Publicado em: segunda-feira, 04/03/2013

Miriam Makeba ganha homenagem do google

Miriam MakebaO Google está prestando homenagem com um Doodle ao 81º aniversário da cantora Miriam Makeba da África do Sul que nasceu na cidade de Joanesburgo e ficou conhecida como “Mama África”. Makeba esteve presente na luta contra do país contra o apartheid e foi grande ativista em pró dos direitos humanos na sua terra natal.

Ela nasceu no dia 4 de março de 1932 e foi batizada como Zenzile Miriam Makeba, e começou a carreira fazendo interpretações de músicas que ficavam entre os ritmos sul-africanos até o blues norte-americano. Mesmo tendo uma boa venda dos seus discos dentro do seu país, Makeba não ficou satisfeita com os valores pagos pelo seu trabalho e tendo a intenção de que promovesse a carreira dela, pensou em ir morar nos Estados Unidos durante o fim da década de 1950.

Mama África fez parte de um documentário contra o apartheid denominado como Come Back, África (Volta, África em tradução livre) e, junto isto com a recepção que ela teve quando compareceu à apresentação no Festival de Veneza no ano de 1960, e também com as condições que o seu país enfrentava, Miriam Makeba decidiu não voltar mais para o a África do Sul, e por causa disso teve o seu passaporte anulado pelo governo daquele país. Ela então partiu para a cidade de Londres na Inglaterra, onde ela conheceu Harry Belafonte, que era um cantor norte-americano que vivia o seu auge e foi uma das pessoas responsáveis para que Makeba pudesse entrar no mercado dos Estados Unidos.

Depois dela testemunhar no Comitê das Nações Unidas contra o apartheid em 1963 e falar da maneira que os negros eram tratados na África do Sul, o governo daquele país ordenou que os discos de Miriam Makeba fossem banidos no país e ela ficou sem direito de regressar ao seu país natal e teve a nacionalidade cassados. Enquanto esteve nos Estados Unidos, Makeba fez a gravação de vários discos que tiveram grande sucesso, e chegou a conquistar o Prêmio Grammy junto com Belafonte no ano de 1966 na categoria de música folk.
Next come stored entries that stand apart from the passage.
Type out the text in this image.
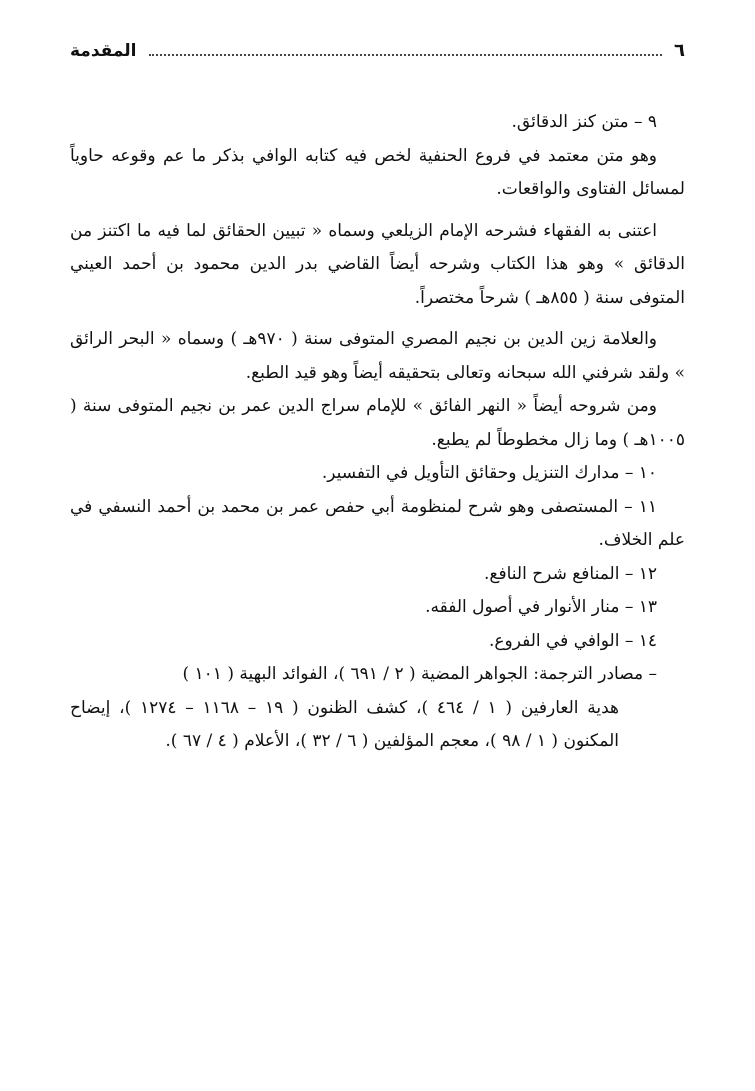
٦
المقدمة

٩ – متن كنز الدقائق.

وهو متن معتمد في فروع الحنفية لخص فيه كتابه الوافي بذكر ما عم وقوعه حاوياً لمسائل الفتاوى والواقعات.

اعتنى به الفقهاء فشرحه الإمام الزيلعي وسماه « تبيين الحقائق لما فيه ما اكتنز من الدقائق » وهو هذا الكتاب وشرحه أيضاً القاضي بدر الدين محمود بن أحمد العيني المتوفى سنة ( ٨٥٥هـ ) شرحاً مختصراً.

والعلامة زين الدين بن نجيم المصري المتوفى سنة ( ٩٧٠هـ ) وسماه « البحر الرائق » ولقد شرفني الله سبحانه وتعالى بتحقيقه أيضاً وهو قيد الطبع.

ومن شروحه أيضاً « النهر الفائق » للإمام سراج الدين عمر بن نجيم المتوفى سنة ( ١٠٠٥هـ ) وما زال مخطوطاً لم يطبع.

١٠ – مدارك التنزيل وحقائق التأويل في التفسير.

١١ – المستصفى وهو شرح لمنظومة أبي حفص عمر بن محمد بن أحمد النسفي في علم الخلاف.

١٢ – المنافع شرح النافع.

١٣ – منار الأنوار في أصول الفقه.

١٤ – الوافي في الفروع.

– مصادر الترجمة: الجواهر المضية ( ٢ / ٦٩١ )، الفوائد البهية ( ١٠١ )
هدية العارفين ( ١ / ٤٦٤ )، كشف الظنون ( ١٩ – ١١٦٨ – ١٢٧٤ )، إيضاح المكنون ( ١ / ٩٨ )، معجم المؤلفين ( ٦ / ٣٢ )، الأعلام ( ٤ / ٦٧ ).
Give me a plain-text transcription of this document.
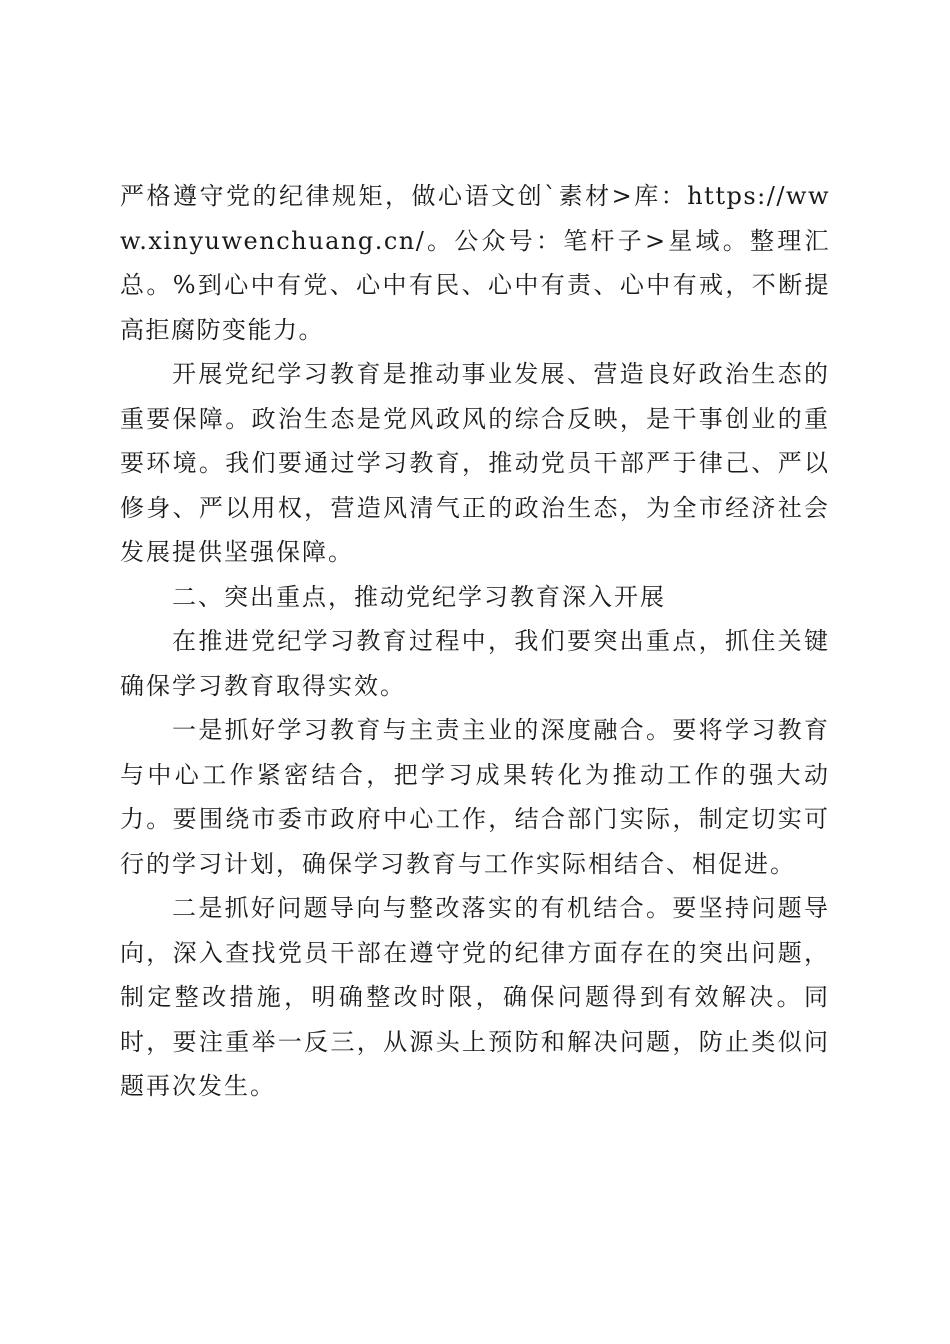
严格遵守党的纪律规矩，做心语文创`素材>库：https://www.xinyuwenchuang.cn/。公众号：笔杆子>星域。整理汇总。%到心中有党、心中有民、心中有责、心中有戒，不断提高拒腐防变能力。

开展党纪学习教育是推动事业发展、营造良好政治生态的重要保障。政治生态是党风政风的综合反映，是干事创业的重要环境。我们要通过学习教育，推动党员干部严于律己、严以修身、严以用权，营造风清气正的政治生态，为全市经济社会发展提供坚强保障。

二、突出重点，推动党纪学习教育深入开展

在推进党纪学习教育过程中，我们要突出重点，抓住关键确保学习教育取得实效。

一是抓好学习教育与主责主业的深度融合。要将学习教育与中心工作紧密结合，把学习成果转化为推动工作的强大动力。要围绕市委市政府中心工作，结合部门实际，制定切实可行的学习计划，确保学习教育与工作实际相结合、相促进。

二是抓好问题导向与整改落实的有机结合。要坚持问题导向，深入查找党员干部在遵守党的纪律方面存在的突出问题，制定整改措施，明确整改时限，确保问题得到有效解决。同时，要注重举一反三，从源头上预防和解决问题，防止类似问题再次发生。
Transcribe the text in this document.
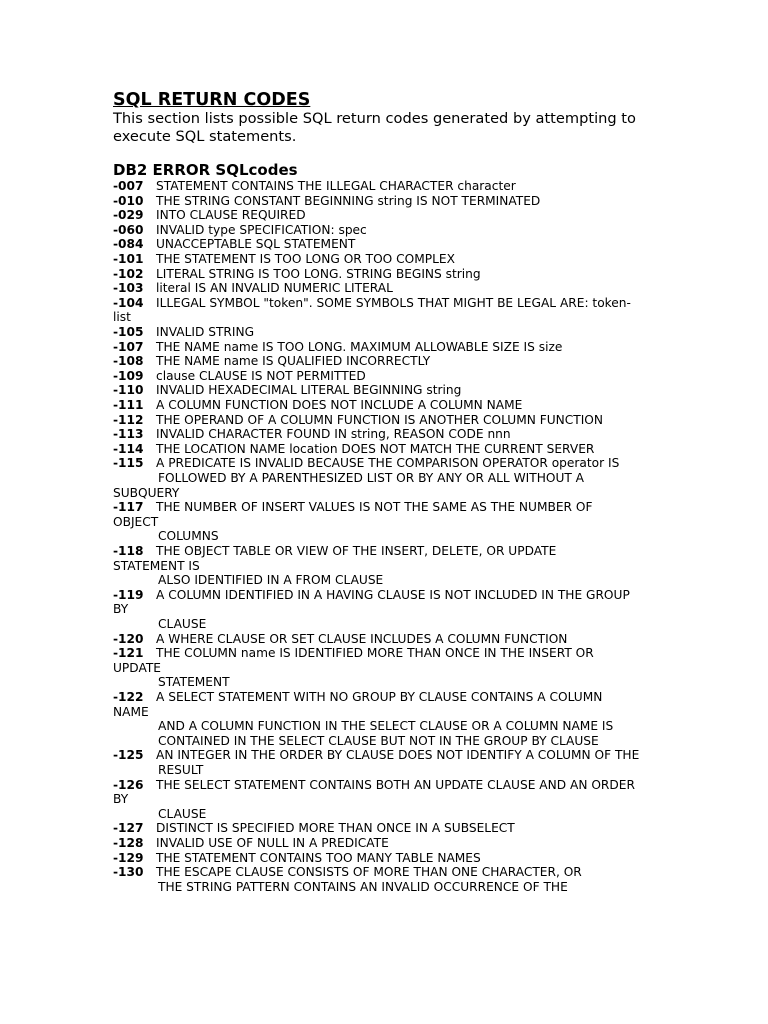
SQL RETURN CODES

This section lists possible SQL return codes generated by attempting to
execute SQL statements.

DB2 ERROR SQLcodes
-007 STATEMENT CONTAINS THE ILLEGAL CHARACTER character
-010 THE STRING CONSTANT BEGINNING string IS NOT TERMINATED
-029 INTO CLAUSE REQUIRED
-060 INVALID type SPECIFICATION: spec
-084 UNACCEPTABLE SQL STATEMENT
-101 THE STATEMENT IS TOO LONG OR TOO COMPLEX
-102 LITERAL STRING IS TOO LONG. STRING BEGINS string
-103 literal IS AN INVALID NUMERIC LITERAL
-104 ILLEGAL SYMBOL "token". SOME SYMBOLS THAT MIGHT BE LEGAL ARE: token-
list
-105 INVALID STRING
-107 THE NAME name IS TOO LONG. MAXIMUM ALLOWABLE SIZE IS size
-108 THE NAME name IS QUALIFIED INCORRECTLY
-109 clause CLAUSE IS NOT PERMITTED
-110 INVALID HEXADECIMAL LITERAL BEGINNING string
-111 A COLUMN FUNCTION DOES NOT INCLUDE A COLUMN NAME
-112 THE OPERAND OF A COLUMN FUNCTION IS ANOTHER COLUMN FUNCTION
-113 INVALID CHARACTER FOUND IN string, REASON CODE nnn
-114 THE LOCATION NAME location DOES NOT MATCH THE CURRENT SERVER
-115 A PREDICATE IS INVALID BECAUSE THE COMPARISON OPERATOR operator IS
FOLLOWED BY A PARENTHESIZED LIST OR BY ANY OR ALL WITHOUT A
SUBQUERY
-117 THE NUMBER OF INSERT VALUES IS NOT THE SAME AS THE NUMBER OF
OBJECT
COLUMNS
-118 THE OBJECT TABLE OR VIEW OF THE INSERT, DELETE, OR UPDATE
STATEMENT IS
ALSO IDENTIFIED IN A FROM CLAUSE
-119 A COLUMN IDENTIFIED IN A HAVING CLAUSE IS NOT INCLUDED IN THE GROUP
BY
CLAUSE
-120 A WHERE CLAUSE OR SET CLAUSE INCLUDES A COLUMN FUNCTION
-121 THE COLUMN name IS IDENTIFIED MORE THAN ONCE IN THE INSERT OR
UPDATE
STATEMENT
-122 A SELECT STATEMENT WITH NO GROUP BY CLAUSE CONTAINS A COLUMN
NAME
AND A COLUMN FUNCTION IN THE SELECT CLAUSE OR A COLUMN NAME IS
CONTAINED IN THE SELECT CLAUSE BUT NOT IN THE GROUP BY CLAUSE
-125 AN INTEGER IN THE ORDER BY CLAUSE DOES NOT IDENTIFY A COLUMN OF THE
RESULT
-126 THE SELECT STATEMENT CONTAINS BOTH AN UPDATE CLAUSE AND AN ORDER
BY
CLAUSE
-127 DISTINCT IS SPECIFIED MORE THAN ONCE IN A SUBSELECT
-128 INVALID USE OF NULL IN A PREDICATE
-129 THE STATEMENT CONTAINS TOO MANY TABLE NAMES
-130 THE ESCAPE CLAUSE CONSISTS OF MORE THAN ONE CHARACTER, OR
THE STRING PATTERN CONTAINS AN INVALID OCCURRENCE OF THE
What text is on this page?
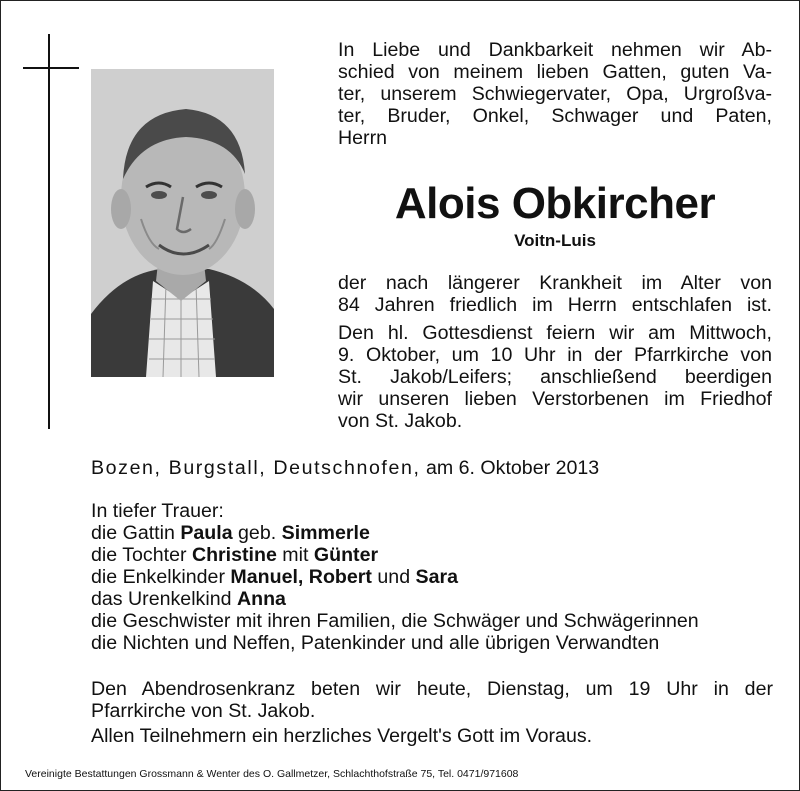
In Liebe und Dankbarkeit nehmen wir Ab-
schied von meinem lieben Gatten, guten Va-
ter, unserem Schwiegervater, Opa, Urgroßva-
ter, Bruder, Onkel, Schwager und Paten,
Herrn
Alois Obkircher
Voitn-Luis
der nach längerer Krankheit im Alter von
84 Jahren friedlich im Herrn entschlafen ist.
Den hl. Gottesdienst feiern wir am Mittwoch,
9. Oktober, um 10 Uhr in der Pfarrkirche von
St. Jakob/Leifers; anschließend beerdigen
wir unseren lieben Verstorbenen im Friedhof
von St. Jakob.
Bozen, Burgstall, Deutschnofen, am 6. Oktober 2013
In tiefer Trauer:
die Gattin Paula geb. Simmerle
die Tochter Christine mit Günter
die Enkelkinder Manuel, Robert und Sara
das Urenkelkind Anna
die Geschwister mit ihren Familien, die Schwäger und Schwägerinnen
die Nichten und Neffen, Patenkinder und alle übrigen Verwandten
Den Abendrosenkranz beten wir heute, Dienstag, um 19 Uhr in der
Pfarrkirche von St. Jakob.
Allen Teilnehmern ein herzliches Vergelt's Gott im Voraus.
Vereinigte Bestattungen Grossmann & Wenter des O. Gallmetzer, Schlachthofstraße 75, Tel. 0471/971608
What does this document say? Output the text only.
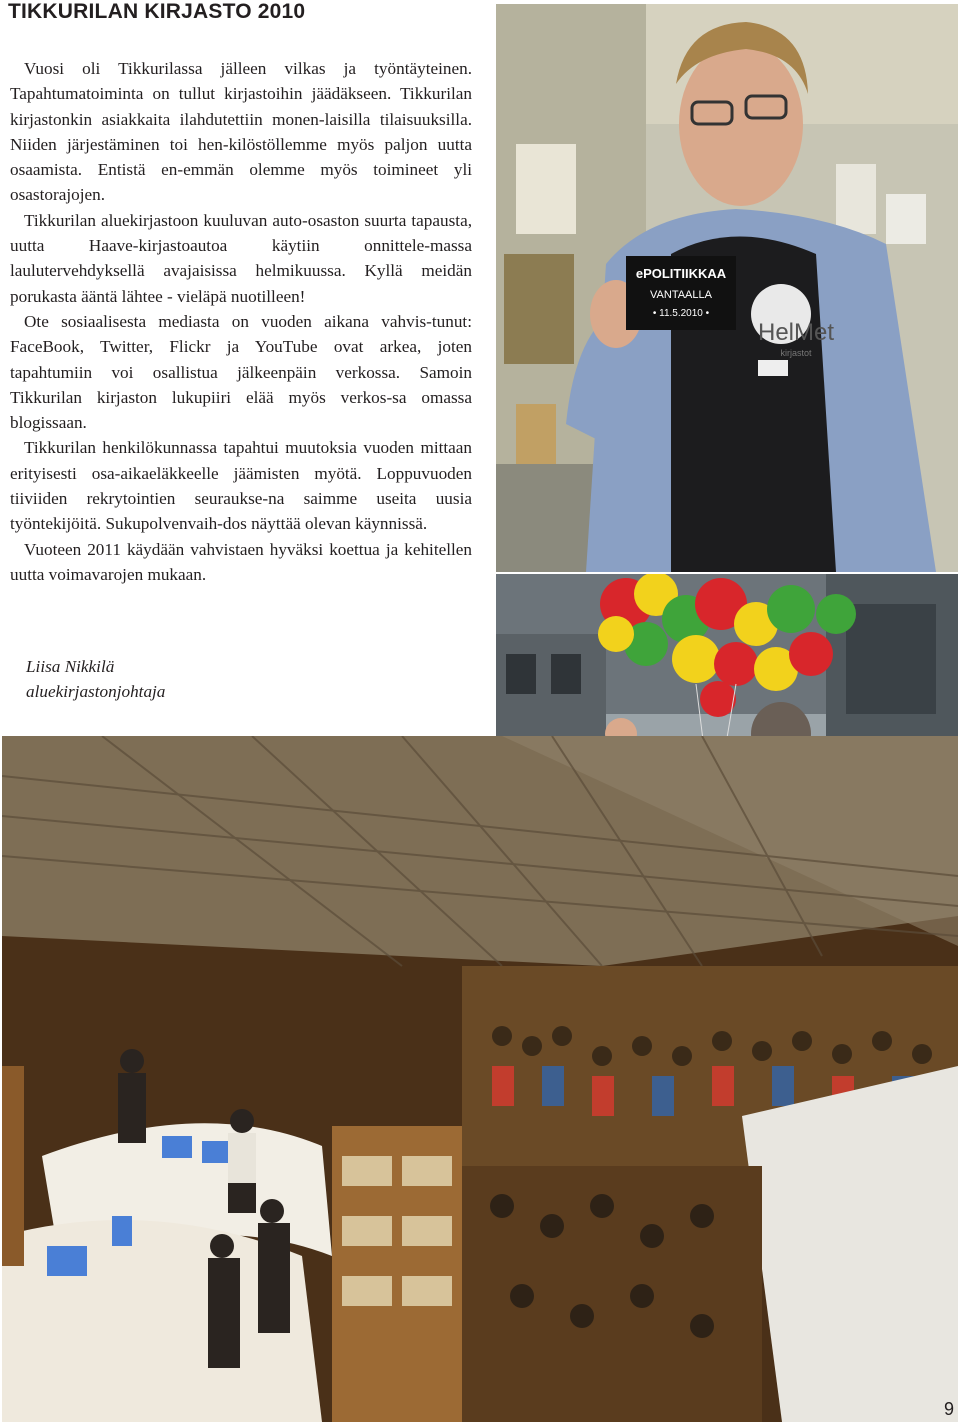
TIKKURILAN KIRJASTO 2010

Vuosi oli Tikkurilassa jälleen vilkas ja työntäyteinen. Tapahtumatoiminta on tullut kirjastoihin jäädäkseen. Tikkurilan kirjastonkin asiakkaita ilahdutettiin monen-laisilla tilaisuuksilla. Niiden järjestäminen toi hen-kilöstöllemme myös paljon uutta osaamista. Entistä en-emmän olemme myös toimineet yli osastorajojen.

Tikkurilan aluekirjastoon kuuluvan auto-osaston suurta tapausta, uutta Haave-kirjastoautoa käytiin onnittele-massa laulutervehdyksellä avajaisissa helmikuussa. Kyllä meidän porukasta ääntä lähtee - vieläpä nuotilleen!

Ote sosiaalisesta mediasta on vuoden aikana vahvis-tunut: FaceBook, Twitter, Flickr ja YouTube ovat arkea, joten tapahtumiin voi osallistua jälkeenpäin verkossa. Samoin Tikkurilan kirjaston lukupiiri elää myös verkos-sa omassa blogissaan.

Tikkurilan henkilökunnassa tapahtui muutoksia vuoden mittaan erityisesti osa-aikaeläkkeelle jäämisten myötä. Loppuvuoden tiiviiden rekrytointien seuraukse-na saimme useita uusia työntekijöitä. Sukupolvenvaih-dos näyttää olevan käynnissä.

Vuoteen 2011 käydään vahvistaen hyväksi koettua ja kehitellen uutta voimavarojen mukaan.

Liisa Nikkilä
aluekirjastonjohtaja
ePOLITIIKKAA
VANTAALLA
• 11.5.2010 •
HelMet
kirjastot
9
No ano de 1968, Makeba se casou com o ativista político Stokely Carmichael, e teve os contratos para gravação cancelados. Os dois então se mudaram para Guiné, onde ela iria virar amiga do presidente Ahmed Sékou Touré. Makeba foi delegada da ONU e este trabalho fez com que ela conquistasse o Prêmio da Paz Dag Hammarskjöld. Ela se divorciou de Carmichael no ano de 1973 e continuou a realizar shows e vender discos na África do Sul, Europa e América do Sul. Ela participou de cerimônias na independência do Moçambique no ano de 1975, quando fez o lançamento da canção chamada de A Luta Continua.

No ano de 1987, dois anos depois da morte de sua filha e de mudar para a Bélgica, Miriam Makeba voltou para o mercado dos Estados Unidos para que participasse do disco de Paul Simon Graceland. Com o final do apartheid, retornou para o seu país no ano de 1990 depois de um pedido pessoal de Nelson Mandela, que a recebeu na chegada ao país. Ainda no seu país de origem, Makeba gravou dois filmes de sucesso contando sobre a época do apartheid até o levantamento de Soweto, que ocorreu no ano de 1976.

No ano de 2001, Miriam Makeba recebeu a Medalha de Ouro da Paz Otto Hahn devido aos seus relevantes serviços a favor da paz e pelo entendimento do mundo. Mama África continuou a fazer shows e anunciou que realizaria uma turnê de despedida que duraria dezoito meses ao redor do mundo. Quando estava se apresentando em um concerto a favor de Roberto Saviano, em Castel Volturno na Itália no dia 9 de novembro de 2008, Makeba teve um ataque cardíaco no palco faleceu durante a madrugada do dia 10 de novembro.